As editoras incluem nos contratos cláusulas que são verdadeiras violações ao direito autoral – e mesmo ao direito civil lato sensu – tendo como objetivo: (i) a propriedade definitiva das obras; (ii) a retenção ilegal do repertório; e (iii) a concessão de adiantamento ou ‘advance’ como maneira de garantir uma ausência de risco do investimento. O primeiro dos atos praticados pelas editoras é o fato de que, a partir da cessão ou edição das obras, passam a exercer a propriedade definitiva das mesmas. Ocorre que a editora musical, que em verdade contrata com o compositor a administração de seu repertório, para fazer crescer a assimilação deste, pretende tornar-se proprietária eterna das composições dos cedentes.
 

Como observado, a sentença menciona, quanto às obras objeto da disputa judicial, (i) a propriedade dos respectivos direitos autorais, (ii) a transferência de sua propriedade, (iii) a propriedade definitiva dos bens (no caso, a composição musical) e até mesmo (iv) sua propriedade eterna. Em nenhum momento, entretanto, faz-se referência ao termo “propriedade intelectual”, nem tampouco é referida qualquer de suas peculiaridades. O direito autoral é tratado, aqui, como qualquer outra propriedade. Como a propriedade terrena. Ou como a propriedade de bens tangíveis móveis. A sentença se limita a definir os direitos autorais como objeto de “propriedade”.
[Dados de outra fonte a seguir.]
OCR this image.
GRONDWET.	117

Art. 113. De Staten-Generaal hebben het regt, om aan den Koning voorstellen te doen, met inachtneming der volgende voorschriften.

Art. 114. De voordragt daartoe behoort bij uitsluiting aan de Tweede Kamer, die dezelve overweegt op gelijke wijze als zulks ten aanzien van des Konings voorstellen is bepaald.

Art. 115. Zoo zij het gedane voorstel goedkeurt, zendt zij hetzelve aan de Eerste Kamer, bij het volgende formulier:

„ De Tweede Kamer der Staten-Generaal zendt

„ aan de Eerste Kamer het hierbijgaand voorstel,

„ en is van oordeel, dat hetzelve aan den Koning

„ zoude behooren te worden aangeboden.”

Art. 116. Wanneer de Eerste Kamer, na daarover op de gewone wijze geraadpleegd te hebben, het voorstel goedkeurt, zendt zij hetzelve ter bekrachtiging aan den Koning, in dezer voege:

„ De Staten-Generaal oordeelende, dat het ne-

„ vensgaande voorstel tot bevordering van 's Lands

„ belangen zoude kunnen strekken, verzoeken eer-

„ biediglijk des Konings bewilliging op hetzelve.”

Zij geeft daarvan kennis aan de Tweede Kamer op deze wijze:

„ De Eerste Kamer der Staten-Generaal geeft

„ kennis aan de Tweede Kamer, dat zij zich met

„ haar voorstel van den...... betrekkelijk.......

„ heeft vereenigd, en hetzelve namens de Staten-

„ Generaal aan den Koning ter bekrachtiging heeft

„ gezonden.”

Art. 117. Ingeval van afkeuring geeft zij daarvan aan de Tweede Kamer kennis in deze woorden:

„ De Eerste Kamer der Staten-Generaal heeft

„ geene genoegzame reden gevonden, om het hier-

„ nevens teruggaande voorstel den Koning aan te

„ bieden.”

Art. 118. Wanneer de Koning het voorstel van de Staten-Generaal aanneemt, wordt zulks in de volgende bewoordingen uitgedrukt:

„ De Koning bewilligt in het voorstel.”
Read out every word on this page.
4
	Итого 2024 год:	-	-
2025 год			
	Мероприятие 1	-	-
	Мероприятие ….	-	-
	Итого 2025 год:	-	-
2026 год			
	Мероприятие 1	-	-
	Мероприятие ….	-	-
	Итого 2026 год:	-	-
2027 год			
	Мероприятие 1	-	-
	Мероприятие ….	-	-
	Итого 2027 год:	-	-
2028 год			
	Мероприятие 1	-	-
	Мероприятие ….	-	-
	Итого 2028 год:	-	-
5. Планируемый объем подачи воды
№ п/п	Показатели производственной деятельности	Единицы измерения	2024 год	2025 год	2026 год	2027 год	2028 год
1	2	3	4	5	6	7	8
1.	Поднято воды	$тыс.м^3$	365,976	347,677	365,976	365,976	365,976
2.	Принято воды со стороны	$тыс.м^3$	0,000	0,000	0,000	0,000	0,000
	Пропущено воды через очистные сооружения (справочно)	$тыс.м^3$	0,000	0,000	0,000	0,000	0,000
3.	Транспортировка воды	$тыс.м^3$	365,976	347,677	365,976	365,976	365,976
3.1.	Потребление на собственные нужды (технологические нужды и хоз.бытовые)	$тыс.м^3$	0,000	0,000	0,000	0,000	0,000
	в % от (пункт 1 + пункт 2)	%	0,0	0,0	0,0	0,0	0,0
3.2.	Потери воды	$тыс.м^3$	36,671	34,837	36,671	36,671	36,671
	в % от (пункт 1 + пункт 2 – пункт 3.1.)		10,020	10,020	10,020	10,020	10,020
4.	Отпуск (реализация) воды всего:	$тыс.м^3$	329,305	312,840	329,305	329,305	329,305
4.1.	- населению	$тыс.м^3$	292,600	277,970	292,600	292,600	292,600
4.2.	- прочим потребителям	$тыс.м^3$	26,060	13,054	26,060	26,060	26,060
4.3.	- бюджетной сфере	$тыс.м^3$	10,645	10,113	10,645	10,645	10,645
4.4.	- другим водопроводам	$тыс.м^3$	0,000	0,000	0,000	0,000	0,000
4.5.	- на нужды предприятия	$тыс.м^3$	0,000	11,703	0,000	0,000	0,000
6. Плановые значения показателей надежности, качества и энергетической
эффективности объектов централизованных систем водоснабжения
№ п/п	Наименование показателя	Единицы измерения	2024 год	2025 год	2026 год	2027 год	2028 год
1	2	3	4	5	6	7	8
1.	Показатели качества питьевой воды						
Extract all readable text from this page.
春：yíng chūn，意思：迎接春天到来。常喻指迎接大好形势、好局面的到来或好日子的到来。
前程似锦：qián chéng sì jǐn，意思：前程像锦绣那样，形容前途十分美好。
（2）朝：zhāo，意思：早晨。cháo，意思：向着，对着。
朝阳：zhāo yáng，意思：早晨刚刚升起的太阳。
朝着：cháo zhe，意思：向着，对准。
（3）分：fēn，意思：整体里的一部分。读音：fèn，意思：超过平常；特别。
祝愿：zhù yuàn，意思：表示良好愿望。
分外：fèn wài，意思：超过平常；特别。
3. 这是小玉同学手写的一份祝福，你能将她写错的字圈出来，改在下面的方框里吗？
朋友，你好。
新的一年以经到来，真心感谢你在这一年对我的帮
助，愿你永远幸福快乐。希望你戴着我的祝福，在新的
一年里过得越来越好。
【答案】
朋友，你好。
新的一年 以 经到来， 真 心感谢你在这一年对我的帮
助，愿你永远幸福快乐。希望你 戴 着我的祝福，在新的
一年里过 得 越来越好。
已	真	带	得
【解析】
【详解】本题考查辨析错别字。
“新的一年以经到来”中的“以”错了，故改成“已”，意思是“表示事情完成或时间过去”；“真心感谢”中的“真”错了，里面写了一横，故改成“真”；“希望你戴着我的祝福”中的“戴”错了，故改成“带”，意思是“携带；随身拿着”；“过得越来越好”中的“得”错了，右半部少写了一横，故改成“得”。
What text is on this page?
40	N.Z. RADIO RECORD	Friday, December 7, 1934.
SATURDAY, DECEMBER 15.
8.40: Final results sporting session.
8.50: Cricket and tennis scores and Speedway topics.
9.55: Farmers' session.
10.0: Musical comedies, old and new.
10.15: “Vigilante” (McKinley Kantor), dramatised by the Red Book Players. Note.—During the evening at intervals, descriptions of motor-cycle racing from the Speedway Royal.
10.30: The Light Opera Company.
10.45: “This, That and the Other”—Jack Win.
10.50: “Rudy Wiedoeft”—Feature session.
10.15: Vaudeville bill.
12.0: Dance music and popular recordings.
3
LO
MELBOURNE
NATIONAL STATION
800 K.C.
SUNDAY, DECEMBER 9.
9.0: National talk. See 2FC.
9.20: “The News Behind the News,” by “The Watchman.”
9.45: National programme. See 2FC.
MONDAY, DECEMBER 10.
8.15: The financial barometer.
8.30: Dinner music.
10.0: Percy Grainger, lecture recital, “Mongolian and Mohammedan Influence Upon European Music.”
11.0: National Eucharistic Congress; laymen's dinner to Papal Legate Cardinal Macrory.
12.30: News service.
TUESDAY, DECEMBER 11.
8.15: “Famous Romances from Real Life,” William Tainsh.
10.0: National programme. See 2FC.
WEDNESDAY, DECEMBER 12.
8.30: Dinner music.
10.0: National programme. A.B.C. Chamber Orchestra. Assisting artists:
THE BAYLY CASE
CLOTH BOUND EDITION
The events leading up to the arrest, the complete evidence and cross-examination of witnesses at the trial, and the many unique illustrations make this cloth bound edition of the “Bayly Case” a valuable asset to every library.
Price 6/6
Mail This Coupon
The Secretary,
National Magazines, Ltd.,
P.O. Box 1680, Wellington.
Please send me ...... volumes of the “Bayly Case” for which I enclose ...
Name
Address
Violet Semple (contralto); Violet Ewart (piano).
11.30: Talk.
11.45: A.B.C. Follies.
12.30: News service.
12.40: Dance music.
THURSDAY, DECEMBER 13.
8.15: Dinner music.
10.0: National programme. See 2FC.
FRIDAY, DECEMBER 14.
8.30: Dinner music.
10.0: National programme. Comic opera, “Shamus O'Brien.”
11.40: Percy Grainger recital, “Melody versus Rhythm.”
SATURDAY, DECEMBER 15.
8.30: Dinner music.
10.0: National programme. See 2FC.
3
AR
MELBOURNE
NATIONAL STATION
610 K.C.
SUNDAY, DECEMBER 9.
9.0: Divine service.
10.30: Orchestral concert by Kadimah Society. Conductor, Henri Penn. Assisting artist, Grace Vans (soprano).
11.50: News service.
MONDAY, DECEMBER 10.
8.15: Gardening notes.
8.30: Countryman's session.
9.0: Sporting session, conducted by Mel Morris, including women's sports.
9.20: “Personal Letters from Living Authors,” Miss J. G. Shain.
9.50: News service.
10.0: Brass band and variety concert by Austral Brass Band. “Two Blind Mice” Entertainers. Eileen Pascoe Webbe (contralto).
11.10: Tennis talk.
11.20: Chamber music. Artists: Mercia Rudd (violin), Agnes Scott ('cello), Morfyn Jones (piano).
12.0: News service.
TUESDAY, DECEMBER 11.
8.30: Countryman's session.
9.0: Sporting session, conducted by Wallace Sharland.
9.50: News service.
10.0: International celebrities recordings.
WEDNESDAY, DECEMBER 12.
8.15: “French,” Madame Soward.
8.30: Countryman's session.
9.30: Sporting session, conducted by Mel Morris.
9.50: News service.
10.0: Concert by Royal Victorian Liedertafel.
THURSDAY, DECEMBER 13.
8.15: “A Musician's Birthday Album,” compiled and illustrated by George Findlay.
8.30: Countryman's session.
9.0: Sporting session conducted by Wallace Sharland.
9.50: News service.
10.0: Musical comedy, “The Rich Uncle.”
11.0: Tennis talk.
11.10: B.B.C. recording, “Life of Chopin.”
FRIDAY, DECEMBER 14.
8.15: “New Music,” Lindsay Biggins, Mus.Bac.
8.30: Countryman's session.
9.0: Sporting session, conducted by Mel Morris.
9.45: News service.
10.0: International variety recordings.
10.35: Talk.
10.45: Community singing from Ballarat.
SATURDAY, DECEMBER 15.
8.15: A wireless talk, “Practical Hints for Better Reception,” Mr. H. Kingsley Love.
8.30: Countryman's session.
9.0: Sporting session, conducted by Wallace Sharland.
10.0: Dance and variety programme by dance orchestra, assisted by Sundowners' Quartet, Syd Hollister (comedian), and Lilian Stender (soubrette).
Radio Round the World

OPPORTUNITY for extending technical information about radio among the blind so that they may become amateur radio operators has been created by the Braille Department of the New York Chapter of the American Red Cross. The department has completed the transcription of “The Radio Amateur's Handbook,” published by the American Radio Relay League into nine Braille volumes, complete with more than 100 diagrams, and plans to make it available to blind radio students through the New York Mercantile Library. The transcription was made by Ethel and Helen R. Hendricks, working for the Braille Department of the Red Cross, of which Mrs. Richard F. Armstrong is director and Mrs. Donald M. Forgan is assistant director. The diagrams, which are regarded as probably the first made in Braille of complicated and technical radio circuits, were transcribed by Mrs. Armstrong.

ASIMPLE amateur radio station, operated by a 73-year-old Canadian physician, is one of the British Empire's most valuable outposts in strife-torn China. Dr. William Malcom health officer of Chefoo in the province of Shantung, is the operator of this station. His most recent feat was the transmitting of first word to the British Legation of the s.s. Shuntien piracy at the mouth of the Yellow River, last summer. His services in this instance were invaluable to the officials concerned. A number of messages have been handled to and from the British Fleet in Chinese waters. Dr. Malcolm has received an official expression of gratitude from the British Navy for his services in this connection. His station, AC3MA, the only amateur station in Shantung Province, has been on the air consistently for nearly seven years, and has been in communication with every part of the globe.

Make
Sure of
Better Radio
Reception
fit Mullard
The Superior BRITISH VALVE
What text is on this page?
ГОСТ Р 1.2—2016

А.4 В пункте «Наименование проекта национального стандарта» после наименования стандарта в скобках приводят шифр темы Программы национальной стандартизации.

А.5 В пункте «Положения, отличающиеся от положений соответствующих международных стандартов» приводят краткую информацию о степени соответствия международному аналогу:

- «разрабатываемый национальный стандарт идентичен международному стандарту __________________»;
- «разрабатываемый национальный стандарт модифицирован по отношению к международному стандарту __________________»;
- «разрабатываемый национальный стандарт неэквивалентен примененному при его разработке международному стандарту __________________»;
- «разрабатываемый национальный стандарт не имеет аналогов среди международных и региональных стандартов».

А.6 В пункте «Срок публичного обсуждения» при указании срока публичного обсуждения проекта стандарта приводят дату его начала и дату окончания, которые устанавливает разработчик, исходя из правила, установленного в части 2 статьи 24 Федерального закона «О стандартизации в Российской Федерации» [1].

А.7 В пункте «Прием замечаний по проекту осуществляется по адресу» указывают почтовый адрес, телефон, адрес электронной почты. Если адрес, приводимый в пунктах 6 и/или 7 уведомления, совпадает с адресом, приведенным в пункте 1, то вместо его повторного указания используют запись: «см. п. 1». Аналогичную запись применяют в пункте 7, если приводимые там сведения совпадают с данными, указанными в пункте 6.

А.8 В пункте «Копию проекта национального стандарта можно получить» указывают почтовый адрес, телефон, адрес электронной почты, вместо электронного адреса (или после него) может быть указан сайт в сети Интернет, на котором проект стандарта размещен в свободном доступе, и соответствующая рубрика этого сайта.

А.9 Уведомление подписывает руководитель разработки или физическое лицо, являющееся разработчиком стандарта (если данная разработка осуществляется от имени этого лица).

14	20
Sendo assim, indagamos: é adequado tratarmos os bens protegidos por direito autoral como objeto de propriedade? Fazer a distinção entre a propriedade física e a imaterial é, de alguma forma, necessária (ou útil)? Existe um instituto jurídico a que devemos denominar propriedade capaz de abranger todos os bens passíveis de serem objeto de apropriação?

A ideia de propriedade é, em primeiro lugar, intuitiva. Desde a pré-história, o homem é capaz de formular o conceito de que algo é seu, de que lhe pertence[3]. E apesar de seu conceito variar “conforme o sistema político [em] que esteja inserido e, também, sem dúvida de acordo com a ordem jurídica vigente em cada momento histórico de cada povo”[4], a verdade é que a compreensão do que vem a ser propriedade é algo humano. Até mesmo as crianças, ainda que de maneira imprecisa, possuem essa percepção.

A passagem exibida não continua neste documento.